King Corn - The Film
King Corn is a feature documentary about two friends, one acre of corn, and the subsidized crop that drives America - and to some degree, Japan, that imports 94.1% of its corn from the United States (mostly for animal feed and food oil that anti-GM campaigners here want the Japanese government to prohibit or at least require full GM labelling for).
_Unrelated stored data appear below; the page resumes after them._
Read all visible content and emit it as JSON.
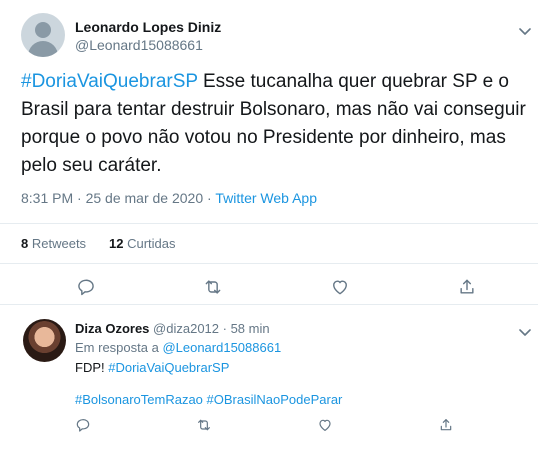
{
  "main_tweet": {
    "author_name": "Leonardo Lopes Diniz",
    "author_handle": "@Leonard15088661",
    "hashtag": "#DoriaVaiQuebrarSP",
    "text": " Esse tucanalha quer quebrar SP e o Brasil para tentar destruir Bolsonaro, mas não vai conseguir porque o povo não votou no Presidente por dinheiro, mas pelo seu caráter.",
    "timestamp": "8:31 PM · 25 de mar de 2020",
    "separator": " · ",
    "source": "Twitter Web App",
    "retweets_count": "8",
    "retweets_label": "Retweets",
    "likes_count": "12",
    "likes_label": "Curtidas"
  },
  "reply": {
    "author_name": "Diza Ozores",
    "author_handle": "@diza2012",
    "time": "· 58 min",
    "reply_prefix": "Em resposta a ",
    "reply_to": "@Leonard15088661",
    "text_prefix": "FDP! ",
    "hashtag_1": "#DoriaVaiQuebrarSP",
    "hashtag_2": "#BolsonaroTemRazao",
    "hashtag_3": "#OBrasilNaoPodeParar"
  },
  "icons": [
    "chevron-down-icon",
    "reply-icon",
    "retweet-icon",
    "like-icon",
    "share-icon"
  ],
  "colors": {
    "link": "#1b95e0",
    "muted": "#657786",
    "text": "#14171a",
    "divider": "#e6ecf0"
  }
}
In the film King Corn, Ian Cheney and Curt Ellis move to Iowa, where both their great-grandfathers once lived, to learn where their food comes from:
With the help of friendly neighbors, genetically modified seeds, and powerful herbicides, they plant and grow a bumper crop of America’s most-productive, most-subsidized grain on one acre of Iowa soil. But when they try to follow their pile of corn into the food system, what they find raises troubling questions about how we eat-and how we farm.
Watch the trailer here.
Check their blog for links to the reviews - I'm amazed at the attention this film is getting. The Village Voice reviewed King Corn in its Film section, and critic Robert Wilonsky offered a warning: King Corn will put you off corn for a long, long time. And: “...This is as much a thoughtful meditation on the plight of the American farmer as it is a rant against our expanding waistlines.”
The Village Voice: Ian Cheney and Curt Ellis's Genetically Modified Harvest
King Corn opened October 12 in theatres around the U.S. And, as one U.S. farmer admits, with a grin: "We aren’t growing quality. We’re growing crap. Poorest quality crap the world’s ever seen."